Он не уточнил, ушёл к носовому щитку.

Двадцать восьмого утром на построении Трофимов объявил полку, что мы готовимся к перебазированию.

Куда — не сказал. Когда — сказал: «не раньше первой декады июня, не позже середины». Сказал, что машины тыловой группы выйдут раньше, лётный состав — двумя эшелонами, по очереди. Сказал, что подробности будут к концу мая. Закончил коротко: «работайте, как работали».

Полк не отреагировал. Полк за зиму отучился реагировать на построении. Молодые в строю стояли рядом со «старыми» и держались, как «старые».

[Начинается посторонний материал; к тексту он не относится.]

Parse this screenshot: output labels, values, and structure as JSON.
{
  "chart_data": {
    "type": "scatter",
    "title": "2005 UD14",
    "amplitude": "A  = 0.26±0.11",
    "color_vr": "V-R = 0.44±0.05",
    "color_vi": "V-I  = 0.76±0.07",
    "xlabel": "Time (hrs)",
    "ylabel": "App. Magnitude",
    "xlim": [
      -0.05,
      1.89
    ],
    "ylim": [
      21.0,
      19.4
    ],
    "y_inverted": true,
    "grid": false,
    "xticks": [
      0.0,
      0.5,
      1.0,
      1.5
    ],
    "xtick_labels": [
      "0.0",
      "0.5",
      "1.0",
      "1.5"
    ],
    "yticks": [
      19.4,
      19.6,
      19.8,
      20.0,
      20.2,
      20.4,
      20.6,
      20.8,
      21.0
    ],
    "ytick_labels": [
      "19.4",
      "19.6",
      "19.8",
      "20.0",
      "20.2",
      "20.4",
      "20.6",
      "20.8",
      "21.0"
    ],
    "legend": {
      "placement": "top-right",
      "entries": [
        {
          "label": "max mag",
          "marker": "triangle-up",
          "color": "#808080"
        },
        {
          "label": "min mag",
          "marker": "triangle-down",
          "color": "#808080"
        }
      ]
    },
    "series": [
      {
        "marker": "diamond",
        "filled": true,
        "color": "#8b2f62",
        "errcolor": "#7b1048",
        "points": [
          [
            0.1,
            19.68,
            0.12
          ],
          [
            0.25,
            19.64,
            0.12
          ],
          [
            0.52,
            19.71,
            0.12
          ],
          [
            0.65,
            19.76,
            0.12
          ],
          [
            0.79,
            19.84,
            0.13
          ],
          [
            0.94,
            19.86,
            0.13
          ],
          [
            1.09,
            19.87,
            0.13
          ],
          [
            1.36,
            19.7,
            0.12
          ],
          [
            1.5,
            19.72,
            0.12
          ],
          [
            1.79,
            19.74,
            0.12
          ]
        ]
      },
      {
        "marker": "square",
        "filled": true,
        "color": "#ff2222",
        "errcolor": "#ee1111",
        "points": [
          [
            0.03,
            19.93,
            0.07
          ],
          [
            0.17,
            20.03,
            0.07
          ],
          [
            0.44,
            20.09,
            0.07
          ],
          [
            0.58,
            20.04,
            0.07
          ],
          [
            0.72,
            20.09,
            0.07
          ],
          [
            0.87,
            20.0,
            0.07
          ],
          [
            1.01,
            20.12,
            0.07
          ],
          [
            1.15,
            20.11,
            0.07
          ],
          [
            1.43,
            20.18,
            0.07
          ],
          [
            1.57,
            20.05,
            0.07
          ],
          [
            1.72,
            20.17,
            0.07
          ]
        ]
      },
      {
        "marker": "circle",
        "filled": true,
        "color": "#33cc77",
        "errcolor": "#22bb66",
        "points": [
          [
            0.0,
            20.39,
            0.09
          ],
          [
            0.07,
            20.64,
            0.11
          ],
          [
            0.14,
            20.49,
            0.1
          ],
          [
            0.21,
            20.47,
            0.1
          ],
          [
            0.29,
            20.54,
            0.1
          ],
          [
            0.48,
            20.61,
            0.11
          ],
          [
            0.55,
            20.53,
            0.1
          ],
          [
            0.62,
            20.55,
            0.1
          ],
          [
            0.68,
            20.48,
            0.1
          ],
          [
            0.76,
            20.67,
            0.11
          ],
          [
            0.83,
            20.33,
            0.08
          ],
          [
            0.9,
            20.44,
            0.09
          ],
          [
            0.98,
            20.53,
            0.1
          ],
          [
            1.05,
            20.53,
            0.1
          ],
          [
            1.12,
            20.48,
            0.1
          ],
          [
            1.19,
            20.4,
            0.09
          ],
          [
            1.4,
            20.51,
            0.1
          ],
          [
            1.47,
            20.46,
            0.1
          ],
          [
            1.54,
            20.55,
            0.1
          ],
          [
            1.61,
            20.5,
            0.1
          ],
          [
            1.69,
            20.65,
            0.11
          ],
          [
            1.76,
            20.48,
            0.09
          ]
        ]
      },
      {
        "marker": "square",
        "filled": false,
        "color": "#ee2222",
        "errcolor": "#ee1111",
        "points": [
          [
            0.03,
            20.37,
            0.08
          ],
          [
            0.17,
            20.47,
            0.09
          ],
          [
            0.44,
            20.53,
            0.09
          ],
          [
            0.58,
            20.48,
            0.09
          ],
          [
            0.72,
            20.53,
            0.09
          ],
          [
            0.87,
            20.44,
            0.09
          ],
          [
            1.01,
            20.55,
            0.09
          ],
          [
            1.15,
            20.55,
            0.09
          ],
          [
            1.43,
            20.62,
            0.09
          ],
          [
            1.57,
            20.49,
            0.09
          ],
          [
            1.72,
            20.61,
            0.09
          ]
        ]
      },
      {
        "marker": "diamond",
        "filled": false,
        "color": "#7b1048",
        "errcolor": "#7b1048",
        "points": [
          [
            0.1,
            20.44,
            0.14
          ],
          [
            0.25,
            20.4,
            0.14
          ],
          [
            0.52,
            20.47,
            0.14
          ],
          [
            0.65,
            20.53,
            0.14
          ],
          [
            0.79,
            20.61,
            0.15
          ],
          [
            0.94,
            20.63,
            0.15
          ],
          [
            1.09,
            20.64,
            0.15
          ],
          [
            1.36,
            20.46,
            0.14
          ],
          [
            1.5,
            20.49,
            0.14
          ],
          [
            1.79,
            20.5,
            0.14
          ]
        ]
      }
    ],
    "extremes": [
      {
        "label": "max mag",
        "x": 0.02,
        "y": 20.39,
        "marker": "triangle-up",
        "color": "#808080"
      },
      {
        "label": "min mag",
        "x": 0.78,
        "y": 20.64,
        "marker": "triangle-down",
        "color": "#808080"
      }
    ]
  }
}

После построения я повёл четверых на стоянку. Бабенко в кабину Гладкова, Кулагин в кабину Морозова. Воробьёв и Шумилов — по очереди в семёрку, на закрепление приборов. На стоянку шёл с ними рядом Кожуховский — не со мной, а параллельно, как шёл всегда, когда хотел сказать что-то по дороге.

— Алексей Петрович, — Кожуховский шёл, не оборачиваясь ко мне.

— Иван Емельянович, что у вас.

— Сводки сегодня не будет в полку.

— А почему её сегодня нет?

— Не доставили. Связь в дивизии нарушена с ночи. У нас была — типографская задержка. Пока — без газеты.

— Понял, без газеты прожить можно.

— В дивизии — устно — окружение в Барвенковской группировке. Они говорят: «трагедия».

Он сказал это слово, как говорят слова, для которых не подобрано другое в полковой речи. «Трагедия» в их разговоре звучало не литературно, а функционально: вот так оно у них на бумаге, вот так они называют то, что у них на руках.

— Понятно, Иван Емельянович. Тяжко им там.

— И всё. Тебе нужно знать сегодня от меня. Завтра, может, и в сводке скажут — «оставлены такие-то населённые пункты». Может, и нет. Зависит от того, что они над сводкой сейчас обсуждают.

Кожуховский остановился у развилки тропки — мне надо было дальше, к стоянке, ему — налево, к штабной.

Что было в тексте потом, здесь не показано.